A U.N. special investigator says that when it comes to human rights, little has changed in Equatorial Guinea over the years. It remains a country where detentions and tortures are frequent occurrences and where the population has few legal safeguards. The investigator issued his findings in a report for the U.N. Human Rights Commission, which is now in session in Geneva.

The U.N. Human Rights Commission has been monitoring the human rights situation in Equatorial Guinea for the past 25 years, longer than for any other country. Gustavo Gallon is a human rights expert from Colombia, who prepared the report for the rights commission. He says the United Nations must keep watching Equatorial Guinea. Mr. Gallon says the small west African country has an abysmal human rights record.

But the special investigator also says the government has recently begun implementing some of the recommendations the commission has been making for more than two decades. For example, he says, it has set up health services in one of its prisons, and plans to ratify the U.N. conventions against torture and racial discrimination. In remarks to the commission, Mr. Gallon tells of a few other areas where some improvement has occurred.

"The presentation of a draft law says that civilians are not judged by military courts, the improvement of health installations in other detention centers, the prohibition of imprisoning divorced women who do not return the matrimonial dowry and an order to not carry out arbitrary detention," said Mr. Gallon.

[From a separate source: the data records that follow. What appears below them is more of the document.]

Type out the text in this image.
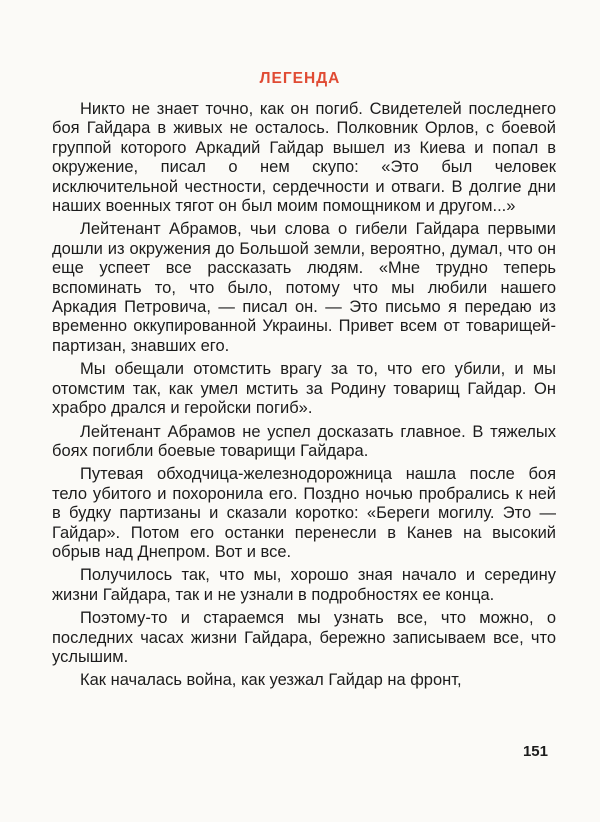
ЛЕГЕНДА

Никто не знает точно, как он погиб. Свидетелей последнего боя Гайдара в живых не осталось. Полковник Орлов, с боевой группой которого Аркадий Гайдар вышел из Киева и попал в окружение, писал о нем скупо: «Это был человек исключительной честности, сердечности и отваги. В долгие дни наших военных тягот он был моим помощником и другом...»

Лейтенант Абрамов, чьи слова о гибели Гайдара первыми дошли из окружения до Большой земли, вероятно, думал, что он еще успеет все рассказать людям. «Мне трудно теперь вспоминать то, что было, потому что мы любили нашего Аркадия Петровича, — писал он. — Это письмо я передаю из временно оккупированной Украины. Привет всем от товарищей-партизан, знавших его.

Мы обещали отомстить врагу за то, что его убили, и мы отомстим так, как умел мстить за Родину товарищ Гайдар. Он храбро дрался и геройски погиб».

Лейтенант Абрамов не успел досказать главное. В тяжелых боях погибли боевые товарищи Гайдара.

Путевая обходчица-железнодорожница нашла после боя тело убитого и похоронила его. Поздно ночью пробрались к ней в будку партизаны и сказали коротко: «Береги могилу. Это — Гайдар». Потом его останки перенесли в Канев на высокий обрыв над Днепром. Вот и все.

Получилось так, что мы, хорошо зная начало и середину жизни Гайдара, так и не узнали в подробностях ее конца.

Поэтому-то и стараемся мы узнать все, что можно, о последних часах жизни Гайдара, бережно записываем все, что услышим.

Как началась война, как уезжал Гайдар на фронт,

151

But he makes it clear that Equatorial Guinea has a long way to go before it can be considered a country that respects human rights. He says dissent is not tolerated, and civilians face imprisonment at any time. He tells of a visit he made to a prison.

"I found in a semi-clandestine situation of detention, 17 people, amongst them four children, who were cooped up in a very tiny cell. Those who were responsible for this could not show any judicial order for this, and they had been taken for 15 days. There was not even a list of those who had been detained. There was total arbitrariness on this score, on the part of the Commandant. When I visited the place the next day, two of the detained prisoners showed that they had been tortured during the night," he said through an interpreter.

The U.N. investigator says the police officer on duty at the prison did not deny that the people had been tortured. In fact, Mr. Gallon says, he tried to justify it.

A representative from Equatorial Guinea says charges of such violations as torture have no credibility. But he says that there are violent people in the country, and steps have to be taken, including detention, to prevent them from destabilizing the country.